El puñal se entibiaba contra su pecho, y debajo latía la libertad agazapada. Un
diálogo anhelante corría por las páginas como un arroyo de serpientes, y se
sentía que todo estaba decidido desde siempre. Hasta esas caricias que
enredaban el cuerpo del amante como queriendo retenerlo y disuadirlo,
dibujaban abominablemente la figura de otro cuerpo que era necesario
destruir. Nada había sido olvidado: coartadas, azares, posibles errores. A
partir de esa hora cada instante tenía su empleo minuciosamente atribuido. El
doble repaso despiadado se interrumpía apenas para que una mano acariciara una
mejilla. Empezaba a anochecer.
Sin mirarse ya, atados rígidamente a la tarea que los esperaba, se
separaron en la puerta de la cabaña. Ella debía seguir por la senda que iba al
norte.
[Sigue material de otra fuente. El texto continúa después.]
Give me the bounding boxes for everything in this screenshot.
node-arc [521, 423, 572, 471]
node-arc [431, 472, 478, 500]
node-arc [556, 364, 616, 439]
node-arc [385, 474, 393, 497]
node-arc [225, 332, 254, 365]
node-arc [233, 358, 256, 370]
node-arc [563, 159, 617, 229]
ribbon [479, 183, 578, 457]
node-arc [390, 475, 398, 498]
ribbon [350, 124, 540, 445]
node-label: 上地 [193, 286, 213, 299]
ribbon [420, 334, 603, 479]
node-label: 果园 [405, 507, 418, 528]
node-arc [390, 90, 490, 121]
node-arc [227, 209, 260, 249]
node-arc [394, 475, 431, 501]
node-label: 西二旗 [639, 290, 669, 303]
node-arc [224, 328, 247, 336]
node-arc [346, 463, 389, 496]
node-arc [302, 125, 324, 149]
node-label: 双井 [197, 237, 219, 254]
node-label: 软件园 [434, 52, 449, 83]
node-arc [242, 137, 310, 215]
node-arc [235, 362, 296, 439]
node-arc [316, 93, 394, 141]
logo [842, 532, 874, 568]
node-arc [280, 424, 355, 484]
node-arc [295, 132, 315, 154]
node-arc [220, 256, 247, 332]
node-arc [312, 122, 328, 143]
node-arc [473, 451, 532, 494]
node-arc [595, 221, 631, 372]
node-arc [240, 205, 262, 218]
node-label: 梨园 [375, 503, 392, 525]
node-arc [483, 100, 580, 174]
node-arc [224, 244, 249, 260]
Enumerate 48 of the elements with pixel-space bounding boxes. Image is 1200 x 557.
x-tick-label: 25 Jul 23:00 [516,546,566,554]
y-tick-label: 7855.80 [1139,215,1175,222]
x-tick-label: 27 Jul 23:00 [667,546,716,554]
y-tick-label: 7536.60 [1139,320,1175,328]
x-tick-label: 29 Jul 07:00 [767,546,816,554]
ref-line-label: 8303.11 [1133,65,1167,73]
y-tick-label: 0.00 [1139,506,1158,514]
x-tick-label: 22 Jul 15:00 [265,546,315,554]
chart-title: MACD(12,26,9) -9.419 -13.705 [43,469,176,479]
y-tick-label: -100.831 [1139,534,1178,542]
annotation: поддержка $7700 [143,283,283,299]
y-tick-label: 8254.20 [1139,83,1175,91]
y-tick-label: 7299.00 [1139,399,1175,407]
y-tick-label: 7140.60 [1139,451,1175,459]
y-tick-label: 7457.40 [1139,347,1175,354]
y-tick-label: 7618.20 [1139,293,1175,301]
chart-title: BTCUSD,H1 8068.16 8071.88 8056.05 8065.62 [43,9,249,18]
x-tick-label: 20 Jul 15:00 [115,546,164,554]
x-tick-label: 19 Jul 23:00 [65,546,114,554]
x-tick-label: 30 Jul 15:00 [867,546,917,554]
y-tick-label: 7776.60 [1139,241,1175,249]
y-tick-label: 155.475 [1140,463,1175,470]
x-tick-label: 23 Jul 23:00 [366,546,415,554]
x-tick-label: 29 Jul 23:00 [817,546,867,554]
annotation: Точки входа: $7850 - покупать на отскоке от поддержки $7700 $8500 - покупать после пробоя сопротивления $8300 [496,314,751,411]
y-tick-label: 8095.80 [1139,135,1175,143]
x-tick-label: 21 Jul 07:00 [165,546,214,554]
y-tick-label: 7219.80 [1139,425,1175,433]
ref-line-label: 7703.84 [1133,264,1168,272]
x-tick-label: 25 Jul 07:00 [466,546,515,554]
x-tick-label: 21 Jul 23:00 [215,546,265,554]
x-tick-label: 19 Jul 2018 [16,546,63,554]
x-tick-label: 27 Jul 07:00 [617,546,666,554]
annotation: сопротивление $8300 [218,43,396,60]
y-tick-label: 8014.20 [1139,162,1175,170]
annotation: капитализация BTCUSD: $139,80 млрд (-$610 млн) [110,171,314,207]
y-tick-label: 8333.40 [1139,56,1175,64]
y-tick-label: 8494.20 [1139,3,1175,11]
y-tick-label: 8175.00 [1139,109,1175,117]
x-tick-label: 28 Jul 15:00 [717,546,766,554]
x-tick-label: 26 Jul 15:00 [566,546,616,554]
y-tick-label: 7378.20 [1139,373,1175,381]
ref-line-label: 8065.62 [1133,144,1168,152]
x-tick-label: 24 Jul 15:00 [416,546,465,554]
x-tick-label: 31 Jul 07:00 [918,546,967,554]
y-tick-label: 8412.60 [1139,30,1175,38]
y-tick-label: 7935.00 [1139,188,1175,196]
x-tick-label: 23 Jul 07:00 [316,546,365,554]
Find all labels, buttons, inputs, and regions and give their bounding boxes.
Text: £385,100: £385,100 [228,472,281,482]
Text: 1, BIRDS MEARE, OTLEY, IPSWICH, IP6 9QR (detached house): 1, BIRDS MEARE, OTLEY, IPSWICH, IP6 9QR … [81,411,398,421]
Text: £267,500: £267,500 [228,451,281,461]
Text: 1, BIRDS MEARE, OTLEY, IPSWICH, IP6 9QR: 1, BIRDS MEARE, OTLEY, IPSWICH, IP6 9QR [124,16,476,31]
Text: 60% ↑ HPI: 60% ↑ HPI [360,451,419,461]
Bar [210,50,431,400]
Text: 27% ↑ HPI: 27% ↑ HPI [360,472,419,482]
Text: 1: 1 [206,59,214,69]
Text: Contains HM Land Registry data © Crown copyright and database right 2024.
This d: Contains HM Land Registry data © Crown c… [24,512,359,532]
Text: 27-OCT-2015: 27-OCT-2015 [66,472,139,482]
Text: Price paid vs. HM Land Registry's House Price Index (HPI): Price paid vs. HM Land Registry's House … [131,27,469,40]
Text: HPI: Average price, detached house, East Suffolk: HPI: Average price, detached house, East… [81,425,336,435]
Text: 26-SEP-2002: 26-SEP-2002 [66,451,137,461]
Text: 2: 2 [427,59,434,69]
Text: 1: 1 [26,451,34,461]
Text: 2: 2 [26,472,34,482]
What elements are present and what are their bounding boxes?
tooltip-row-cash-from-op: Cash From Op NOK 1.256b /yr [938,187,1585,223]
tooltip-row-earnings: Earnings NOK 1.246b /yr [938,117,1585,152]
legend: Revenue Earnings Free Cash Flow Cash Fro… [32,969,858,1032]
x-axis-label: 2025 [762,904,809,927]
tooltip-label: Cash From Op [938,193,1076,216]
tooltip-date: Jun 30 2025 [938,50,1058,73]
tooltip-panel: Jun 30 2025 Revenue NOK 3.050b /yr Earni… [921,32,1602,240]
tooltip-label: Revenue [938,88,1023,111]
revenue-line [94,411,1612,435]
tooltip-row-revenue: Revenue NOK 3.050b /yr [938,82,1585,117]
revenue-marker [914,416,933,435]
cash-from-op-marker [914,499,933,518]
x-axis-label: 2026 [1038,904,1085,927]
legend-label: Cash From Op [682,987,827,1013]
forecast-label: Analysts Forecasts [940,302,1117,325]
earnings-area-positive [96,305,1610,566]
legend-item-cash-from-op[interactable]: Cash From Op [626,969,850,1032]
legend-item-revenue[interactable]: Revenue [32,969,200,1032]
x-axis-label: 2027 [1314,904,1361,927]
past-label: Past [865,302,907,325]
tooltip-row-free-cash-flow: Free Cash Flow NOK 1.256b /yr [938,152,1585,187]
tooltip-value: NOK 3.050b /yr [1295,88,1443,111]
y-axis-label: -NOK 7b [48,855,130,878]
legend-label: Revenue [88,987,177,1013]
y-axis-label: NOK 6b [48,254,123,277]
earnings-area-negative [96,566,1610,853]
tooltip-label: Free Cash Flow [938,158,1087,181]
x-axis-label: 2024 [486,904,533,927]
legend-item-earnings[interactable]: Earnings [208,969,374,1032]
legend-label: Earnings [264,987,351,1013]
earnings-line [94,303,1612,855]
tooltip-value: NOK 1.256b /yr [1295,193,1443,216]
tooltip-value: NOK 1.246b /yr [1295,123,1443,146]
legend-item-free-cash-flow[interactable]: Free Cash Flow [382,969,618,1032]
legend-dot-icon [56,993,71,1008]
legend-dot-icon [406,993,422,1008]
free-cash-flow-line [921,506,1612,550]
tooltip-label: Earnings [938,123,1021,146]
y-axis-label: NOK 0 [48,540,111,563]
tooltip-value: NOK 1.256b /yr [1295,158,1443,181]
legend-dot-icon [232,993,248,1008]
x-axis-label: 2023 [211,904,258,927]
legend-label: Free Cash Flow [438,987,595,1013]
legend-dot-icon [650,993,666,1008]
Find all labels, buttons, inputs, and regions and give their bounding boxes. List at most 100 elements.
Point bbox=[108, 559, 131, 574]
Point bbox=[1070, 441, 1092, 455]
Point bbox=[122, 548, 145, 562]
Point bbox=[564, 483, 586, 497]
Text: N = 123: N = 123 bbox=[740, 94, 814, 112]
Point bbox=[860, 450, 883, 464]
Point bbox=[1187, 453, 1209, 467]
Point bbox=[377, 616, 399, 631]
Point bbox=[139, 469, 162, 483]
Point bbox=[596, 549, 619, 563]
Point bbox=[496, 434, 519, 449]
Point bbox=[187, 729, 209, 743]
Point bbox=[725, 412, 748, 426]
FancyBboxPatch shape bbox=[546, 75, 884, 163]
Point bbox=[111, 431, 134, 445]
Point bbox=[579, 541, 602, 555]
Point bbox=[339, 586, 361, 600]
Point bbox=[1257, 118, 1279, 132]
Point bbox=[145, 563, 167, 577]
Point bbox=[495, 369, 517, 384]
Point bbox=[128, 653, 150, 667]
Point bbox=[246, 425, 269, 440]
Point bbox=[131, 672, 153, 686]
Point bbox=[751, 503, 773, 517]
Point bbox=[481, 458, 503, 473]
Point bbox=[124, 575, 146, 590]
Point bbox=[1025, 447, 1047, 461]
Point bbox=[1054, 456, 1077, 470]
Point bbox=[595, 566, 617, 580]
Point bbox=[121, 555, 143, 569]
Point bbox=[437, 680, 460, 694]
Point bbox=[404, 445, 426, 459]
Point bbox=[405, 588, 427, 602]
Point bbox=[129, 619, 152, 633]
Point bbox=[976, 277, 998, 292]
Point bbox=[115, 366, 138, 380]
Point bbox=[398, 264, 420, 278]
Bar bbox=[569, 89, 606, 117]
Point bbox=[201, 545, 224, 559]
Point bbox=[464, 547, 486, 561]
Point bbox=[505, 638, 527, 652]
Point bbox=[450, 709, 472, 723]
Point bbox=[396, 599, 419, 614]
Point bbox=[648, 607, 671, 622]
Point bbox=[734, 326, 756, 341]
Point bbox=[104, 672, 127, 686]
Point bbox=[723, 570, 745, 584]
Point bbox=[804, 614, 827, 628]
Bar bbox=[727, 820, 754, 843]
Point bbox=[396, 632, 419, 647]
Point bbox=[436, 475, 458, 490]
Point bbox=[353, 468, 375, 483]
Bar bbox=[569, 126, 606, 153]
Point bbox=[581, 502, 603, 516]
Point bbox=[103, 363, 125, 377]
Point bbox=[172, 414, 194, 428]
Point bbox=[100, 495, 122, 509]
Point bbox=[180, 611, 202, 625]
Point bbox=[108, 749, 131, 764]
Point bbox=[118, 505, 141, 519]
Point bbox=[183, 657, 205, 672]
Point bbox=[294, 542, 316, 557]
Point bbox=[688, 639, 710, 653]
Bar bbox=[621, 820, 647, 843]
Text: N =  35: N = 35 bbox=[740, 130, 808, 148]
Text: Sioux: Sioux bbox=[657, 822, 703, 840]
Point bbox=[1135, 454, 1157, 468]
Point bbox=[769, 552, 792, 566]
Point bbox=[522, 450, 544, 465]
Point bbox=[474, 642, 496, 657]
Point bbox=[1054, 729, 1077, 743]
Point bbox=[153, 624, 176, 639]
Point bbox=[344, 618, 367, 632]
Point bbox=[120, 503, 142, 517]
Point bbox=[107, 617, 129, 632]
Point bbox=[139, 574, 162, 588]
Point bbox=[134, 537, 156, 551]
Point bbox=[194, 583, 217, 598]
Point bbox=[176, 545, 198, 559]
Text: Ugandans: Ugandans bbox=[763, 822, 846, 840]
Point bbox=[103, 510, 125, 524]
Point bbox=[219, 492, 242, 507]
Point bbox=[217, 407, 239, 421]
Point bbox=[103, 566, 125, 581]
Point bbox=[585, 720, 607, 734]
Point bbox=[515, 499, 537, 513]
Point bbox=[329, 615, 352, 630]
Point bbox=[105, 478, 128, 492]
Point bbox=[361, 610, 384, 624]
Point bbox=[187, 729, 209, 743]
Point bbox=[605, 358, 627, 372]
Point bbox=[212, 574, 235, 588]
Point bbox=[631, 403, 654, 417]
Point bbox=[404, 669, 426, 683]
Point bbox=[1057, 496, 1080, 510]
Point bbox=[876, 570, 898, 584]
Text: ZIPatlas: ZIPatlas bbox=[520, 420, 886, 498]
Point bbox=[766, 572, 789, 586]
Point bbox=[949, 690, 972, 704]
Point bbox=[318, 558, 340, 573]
Desde la senda opuesta él se volvió un instante para verla correr con el
pelo suelto. Corrió a su vez, parapetándose en los árboles y los setos, hasta
distinguir en la bruma malva del crepúsculo la alameda que llevaba a la casa.
Los perros no debían ladrar, y no ladraron. El mayordomo no estaría a esa hora,
y no estaba. Subió los tres peldaños del porche y entró. Desde la sangre
galopando en sus oídos le llegaban las palabras de la mujer: primero una sala azul,
después una galería, una escalera alfombrada. En lo alto, dos puertas. Nadie en
la primera habitación, nadie en la segunda. La puerta del salón, y entonces el
puñal en la
mano, la luz de los ventanales, el alto respaldo de un sillón de terciopelo
verde, la cabeza del hombre en el sillón leyendo una novela.